Let’s jump to the present day. Me. I am 18 years old. Not alone. Not a hermit. Surrounded by friends and family, with social media connecting me to thousands of souls a single click or post away. Being alone does not have to be a bad feeling, it is just an objective reality. But like I said, I am not alone. I am however, intensely lonely, in an age where you cannot be far from people for very long. It is not a failure on anyone else’s part to communicate love and care. I just constantly feel that something is lacking within me.
So I go to Emily Dickinson. To understand what loneliness is and to understand what I can do to overcome it, or if I even should overcome it. Maybe there is no need to hate being lonely.
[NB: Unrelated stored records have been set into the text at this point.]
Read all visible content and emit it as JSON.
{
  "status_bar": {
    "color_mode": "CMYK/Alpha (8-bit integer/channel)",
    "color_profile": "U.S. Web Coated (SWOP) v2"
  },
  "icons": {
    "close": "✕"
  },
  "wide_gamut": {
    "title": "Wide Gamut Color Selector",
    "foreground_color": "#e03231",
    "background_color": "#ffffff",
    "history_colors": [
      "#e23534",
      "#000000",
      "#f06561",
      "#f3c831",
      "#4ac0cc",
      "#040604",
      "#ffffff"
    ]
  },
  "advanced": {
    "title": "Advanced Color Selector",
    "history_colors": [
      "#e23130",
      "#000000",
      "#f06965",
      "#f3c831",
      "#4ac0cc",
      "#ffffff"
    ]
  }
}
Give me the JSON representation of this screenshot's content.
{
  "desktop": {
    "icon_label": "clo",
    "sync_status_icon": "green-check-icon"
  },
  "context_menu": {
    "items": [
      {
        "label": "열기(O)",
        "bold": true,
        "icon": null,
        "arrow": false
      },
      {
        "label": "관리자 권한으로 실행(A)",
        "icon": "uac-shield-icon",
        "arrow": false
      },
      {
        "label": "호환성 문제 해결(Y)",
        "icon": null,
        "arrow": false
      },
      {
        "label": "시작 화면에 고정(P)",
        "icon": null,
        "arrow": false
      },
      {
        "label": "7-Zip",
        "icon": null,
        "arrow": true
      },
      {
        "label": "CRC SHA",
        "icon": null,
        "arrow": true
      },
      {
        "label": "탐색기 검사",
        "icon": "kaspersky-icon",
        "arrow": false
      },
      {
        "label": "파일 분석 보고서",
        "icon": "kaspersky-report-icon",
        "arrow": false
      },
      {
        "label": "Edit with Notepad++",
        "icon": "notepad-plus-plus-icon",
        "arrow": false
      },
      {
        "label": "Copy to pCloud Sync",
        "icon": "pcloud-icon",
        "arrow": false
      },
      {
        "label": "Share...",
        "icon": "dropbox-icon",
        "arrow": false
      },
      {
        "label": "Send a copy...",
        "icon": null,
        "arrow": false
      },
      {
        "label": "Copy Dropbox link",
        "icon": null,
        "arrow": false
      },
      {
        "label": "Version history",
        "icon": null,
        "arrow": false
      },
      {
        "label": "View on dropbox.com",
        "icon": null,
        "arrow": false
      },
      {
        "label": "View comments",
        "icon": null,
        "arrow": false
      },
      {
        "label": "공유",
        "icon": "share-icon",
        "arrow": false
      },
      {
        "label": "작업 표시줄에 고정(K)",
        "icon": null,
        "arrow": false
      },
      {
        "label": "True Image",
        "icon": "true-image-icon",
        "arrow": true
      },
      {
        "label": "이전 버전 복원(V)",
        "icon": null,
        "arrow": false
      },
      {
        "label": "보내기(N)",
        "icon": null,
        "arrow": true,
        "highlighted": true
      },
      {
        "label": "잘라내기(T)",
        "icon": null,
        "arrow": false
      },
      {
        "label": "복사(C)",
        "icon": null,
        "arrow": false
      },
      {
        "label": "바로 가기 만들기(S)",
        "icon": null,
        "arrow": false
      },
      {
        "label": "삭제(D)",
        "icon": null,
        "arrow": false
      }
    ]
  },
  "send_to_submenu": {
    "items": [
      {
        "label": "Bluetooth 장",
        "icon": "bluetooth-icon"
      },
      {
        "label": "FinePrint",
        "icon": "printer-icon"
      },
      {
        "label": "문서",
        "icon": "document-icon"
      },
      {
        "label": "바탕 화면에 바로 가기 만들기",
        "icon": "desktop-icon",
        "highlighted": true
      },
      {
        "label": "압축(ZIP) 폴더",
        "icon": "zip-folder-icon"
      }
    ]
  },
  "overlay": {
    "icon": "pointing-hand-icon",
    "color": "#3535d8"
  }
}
Maybe it is a good thing. Let’s find out. Here is the poem, “The Loneliness One Dare not Sound,” written by Dickinson when she was around 31 years old.
From the first line, the L in loneliness is capitalized, which comforts the reader by conveying that loneliness is a universal feeling, and I am, oddly, not alone in being lonely. Emily Dickinson talks to me, and she tells me, why are you so scared to confront your loneliness? Is it its depth? The fear that if I face it, I will die, and all the worst things in the world would happen? She describes it as a horror, bringing to mind images of blood and fear, demonstrating how visceral emotional pain can be. We are scared to be soul searching, in an era where the minute we have a thought it goes online. Maybe you can’t understand yourself if you directly share a thought the minute it comes to your head. Maybe there is something to be said for reflection, for asking yourself the difficult questions, no matter how scary they are, no matter how intensely they reveal your flaws, as opposed to constantly living within superficialities.
We get to the last stanza, where Dickinson has an epiphany. Loneliness builds into our personality, it defines who we are, and that is not necessarily always a bad thing. She uses the word “illuminate” in contrast to the word “seal”. Loneliness is the “Maker of the soul.” This is reminiscent of Rilke speaking of the great aloneness that every creative person experiences, because to create is to acknowledge, to acknowledge that you have your own individual voice that stands different and in contrast to the myriad other voices out there. By creating, and adding to the general dialogue, I distinguish myself, and moreover I make myself. Thus, being lonely doesn’t mean that I am lacking something essential. It just means that I will keep seeking to create and do more,which is essential to the continuation of my existence. It means that I need to ask myself who I am, and be okay with it. Mostly, it means that I am complete, with my loneliness, because it is not a hole but a tangible fulfillment of my psyche. Loneliness is a tool, and I must be careful how I use it: it can both illuminate or seal.